Outro ponto que a pesquisadora considera positivo na chegada dos brinquedos mais reais às prateleiras é aumentar a oferta de modelos com quem se identificar. “A criança, quando brinca, se vê sim no brinquedo e se reconhece ou não se reconhece”, afirma a professora da PUC/SP. “Por isso mesmo, não ter quantidade significativa de bonecas com cabelo cacheado leva várias meninas a tentarem esticar seus cabelos diante do espelho”, alerta. Encontrar um boneco com suas característica pode ser raro e valioso e pode ajudar crianças com traços menos presentes – cadeirantes, cegos, surdos, downs – a se ver, se conhecer, se superar. Novamente, é preciso educar gerações inteiras para brincar naturalmente com as diferenças, até que as famílias e escolas possam deixar essa tarefa nas mãos das próprias crianças. É o que acontece com a bola: ninguém precisa ensinar meninos e meninas a se relacionar com a redonda, já faz parte das habilidades dos pequenos. Quando muito, o adulto responsável pode reforçar uma regra, apresentar uma forma nova de tocar a bola, mas sem muita dificuldade, as crianças sempre encontram o que fazer com esse brinquedo.
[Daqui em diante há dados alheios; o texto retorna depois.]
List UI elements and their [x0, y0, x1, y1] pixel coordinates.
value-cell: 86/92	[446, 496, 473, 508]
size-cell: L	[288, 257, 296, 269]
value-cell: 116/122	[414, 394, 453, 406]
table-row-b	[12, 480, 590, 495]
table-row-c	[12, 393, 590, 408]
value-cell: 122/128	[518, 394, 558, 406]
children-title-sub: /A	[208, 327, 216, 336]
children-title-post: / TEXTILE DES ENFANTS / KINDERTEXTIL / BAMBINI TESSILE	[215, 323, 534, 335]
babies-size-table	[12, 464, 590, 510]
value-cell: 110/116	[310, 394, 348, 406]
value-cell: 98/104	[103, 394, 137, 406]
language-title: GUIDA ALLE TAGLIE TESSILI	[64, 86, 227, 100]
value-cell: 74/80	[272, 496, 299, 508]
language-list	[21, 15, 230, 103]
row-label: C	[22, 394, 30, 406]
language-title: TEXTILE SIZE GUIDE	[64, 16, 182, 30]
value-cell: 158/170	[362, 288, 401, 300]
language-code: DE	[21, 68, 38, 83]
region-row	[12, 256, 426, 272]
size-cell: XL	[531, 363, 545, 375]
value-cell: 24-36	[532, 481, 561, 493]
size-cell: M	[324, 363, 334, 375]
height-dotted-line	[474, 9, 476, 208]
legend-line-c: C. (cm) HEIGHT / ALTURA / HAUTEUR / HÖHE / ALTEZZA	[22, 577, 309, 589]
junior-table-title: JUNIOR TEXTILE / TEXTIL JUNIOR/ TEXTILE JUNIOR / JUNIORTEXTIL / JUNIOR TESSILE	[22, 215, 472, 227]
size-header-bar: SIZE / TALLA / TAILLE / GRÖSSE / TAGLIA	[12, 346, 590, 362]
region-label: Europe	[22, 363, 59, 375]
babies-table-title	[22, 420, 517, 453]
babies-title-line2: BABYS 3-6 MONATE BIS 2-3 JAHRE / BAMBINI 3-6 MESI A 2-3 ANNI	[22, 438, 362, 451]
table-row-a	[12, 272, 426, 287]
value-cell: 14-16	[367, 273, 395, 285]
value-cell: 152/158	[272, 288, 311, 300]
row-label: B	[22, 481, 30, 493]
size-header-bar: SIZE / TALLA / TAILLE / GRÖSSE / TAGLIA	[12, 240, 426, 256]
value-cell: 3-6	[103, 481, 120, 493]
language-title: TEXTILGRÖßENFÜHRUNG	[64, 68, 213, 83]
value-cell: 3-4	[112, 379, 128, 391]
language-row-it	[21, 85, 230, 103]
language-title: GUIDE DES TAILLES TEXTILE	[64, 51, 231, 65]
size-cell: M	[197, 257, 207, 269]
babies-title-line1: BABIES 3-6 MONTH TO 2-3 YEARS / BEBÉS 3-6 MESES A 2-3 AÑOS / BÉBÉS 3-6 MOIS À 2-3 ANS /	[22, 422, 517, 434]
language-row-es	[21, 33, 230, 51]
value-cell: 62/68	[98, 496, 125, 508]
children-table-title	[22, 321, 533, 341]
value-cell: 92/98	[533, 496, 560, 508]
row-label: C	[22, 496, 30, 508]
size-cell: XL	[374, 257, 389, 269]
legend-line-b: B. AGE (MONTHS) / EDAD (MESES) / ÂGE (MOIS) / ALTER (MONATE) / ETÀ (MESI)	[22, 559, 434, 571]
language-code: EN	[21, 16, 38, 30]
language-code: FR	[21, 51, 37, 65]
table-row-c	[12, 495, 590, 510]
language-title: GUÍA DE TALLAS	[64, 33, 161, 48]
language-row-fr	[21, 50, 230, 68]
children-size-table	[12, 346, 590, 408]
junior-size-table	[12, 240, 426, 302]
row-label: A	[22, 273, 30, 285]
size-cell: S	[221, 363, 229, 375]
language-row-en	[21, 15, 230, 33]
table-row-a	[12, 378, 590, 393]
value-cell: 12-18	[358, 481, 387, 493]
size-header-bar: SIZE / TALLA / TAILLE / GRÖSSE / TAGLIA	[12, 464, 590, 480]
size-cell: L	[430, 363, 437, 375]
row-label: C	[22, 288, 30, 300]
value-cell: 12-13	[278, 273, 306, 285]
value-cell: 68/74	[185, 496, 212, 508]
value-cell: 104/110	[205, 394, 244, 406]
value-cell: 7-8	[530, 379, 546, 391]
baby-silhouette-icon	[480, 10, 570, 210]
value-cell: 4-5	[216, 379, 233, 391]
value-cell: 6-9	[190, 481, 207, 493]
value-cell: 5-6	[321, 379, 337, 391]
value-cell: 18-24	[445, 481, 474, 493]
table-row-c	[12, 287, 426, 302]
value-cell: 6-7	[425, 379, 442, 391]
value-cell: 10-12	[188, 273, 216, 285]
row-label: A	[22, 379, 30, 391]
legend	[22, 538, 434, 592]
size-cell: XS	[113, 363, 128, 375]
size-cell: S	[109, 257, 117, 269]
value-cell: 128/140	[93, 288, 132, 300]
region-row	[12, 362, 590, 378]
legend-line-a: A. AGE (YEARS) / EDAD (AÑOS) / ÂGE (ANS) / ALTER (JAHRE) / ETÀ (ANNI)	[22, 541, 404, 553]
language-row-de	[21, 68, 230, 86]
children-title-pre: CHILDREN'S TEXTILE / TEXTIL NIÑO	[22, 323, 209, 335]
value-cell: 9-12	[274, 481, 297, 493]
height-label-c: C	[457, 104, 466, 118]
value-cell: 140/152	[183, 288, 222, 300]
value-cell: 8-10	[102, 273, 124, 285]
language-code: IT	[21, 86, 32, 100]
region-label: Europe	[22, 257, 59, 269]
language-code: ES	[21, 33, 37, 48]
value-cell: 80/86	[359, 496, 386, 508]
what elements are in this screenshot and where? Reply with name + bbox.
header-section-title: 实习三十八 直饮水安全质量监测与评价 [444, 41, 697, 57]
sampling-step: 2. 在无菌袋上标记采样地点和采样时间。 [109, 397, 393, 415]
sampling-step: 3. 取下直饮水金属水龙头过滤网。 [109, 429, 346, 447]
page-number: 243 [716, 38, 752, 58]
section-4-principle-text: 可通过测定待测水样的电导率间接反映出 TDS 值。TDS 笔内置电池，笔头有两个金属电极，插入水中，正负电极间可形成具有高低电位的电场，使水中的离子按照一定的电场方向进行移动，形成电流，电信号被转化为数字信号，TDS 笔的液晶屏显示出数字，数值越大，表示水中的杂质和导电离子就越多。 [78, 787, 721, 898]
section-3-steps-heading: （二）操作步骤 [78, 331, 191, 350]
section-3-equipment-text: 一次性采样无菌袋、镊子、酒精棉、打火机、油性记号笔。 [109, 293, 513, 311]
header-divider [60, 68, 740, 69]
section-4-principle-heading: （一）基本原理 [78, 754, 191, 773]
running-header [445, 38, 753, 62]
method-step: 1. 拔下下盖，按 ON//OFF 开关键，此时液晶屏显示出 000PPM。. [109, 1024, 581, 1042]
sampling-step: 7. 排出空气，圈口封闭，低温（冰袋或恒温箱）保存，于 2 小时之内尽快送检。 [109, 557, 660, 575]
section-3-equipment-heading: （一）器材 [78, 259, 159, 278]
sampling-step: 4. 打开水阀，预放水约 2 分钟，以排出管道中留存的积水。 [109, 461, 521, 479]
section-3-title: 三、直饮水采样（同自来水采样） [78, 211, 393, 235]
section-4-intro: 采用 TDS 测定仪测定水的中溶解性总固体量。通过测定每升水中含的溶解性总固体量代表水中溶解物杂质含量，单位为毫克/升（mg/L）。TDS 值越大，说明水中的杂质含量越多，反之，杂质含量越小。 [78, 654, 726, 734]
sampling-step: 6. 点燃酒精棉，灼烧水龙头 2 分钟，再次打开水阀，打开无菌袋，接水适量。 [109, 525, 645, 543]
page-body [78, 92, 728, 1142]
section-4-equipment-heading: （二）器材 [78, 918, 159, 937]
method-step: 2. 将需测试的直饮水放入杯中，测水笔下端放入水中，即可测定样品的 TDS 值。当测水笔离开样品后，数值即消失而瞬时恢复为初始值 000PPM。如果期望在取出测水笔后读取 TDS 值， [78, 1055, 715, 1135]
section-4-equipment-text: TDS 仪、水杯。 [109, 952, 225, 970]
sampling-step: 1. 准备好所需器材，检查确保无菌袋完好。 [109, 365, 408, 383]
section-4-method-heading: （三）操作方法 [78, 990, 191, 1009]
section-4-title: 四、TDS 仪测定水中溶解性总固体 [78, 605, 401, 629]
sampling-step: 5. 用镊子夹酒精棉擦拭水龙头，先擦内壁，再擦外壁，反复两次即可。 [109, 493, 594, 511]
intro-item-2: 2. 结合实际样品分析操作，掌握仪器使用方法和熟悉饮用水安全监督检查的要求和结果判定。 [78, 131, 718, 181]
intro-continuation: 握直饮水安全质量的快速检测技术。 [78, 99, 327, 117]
Se os professores ajudarem, mais fácil ainda o boneco cadeirante ou a boneca negra podem fazer a diferença. “Se a escola acreditar que o brinquedo na estante da classe vai fazer o trabalho sozinho, vamos precisar de muito tempo. De outra forma, se a tolerância, a inclusão e a diversidade fizerem parte das rodas de conversa, dos livros de leitura, dos exercícios em sala e da lição de casa, aí vamos avançar um bocado”, finaliza a pesquisadora.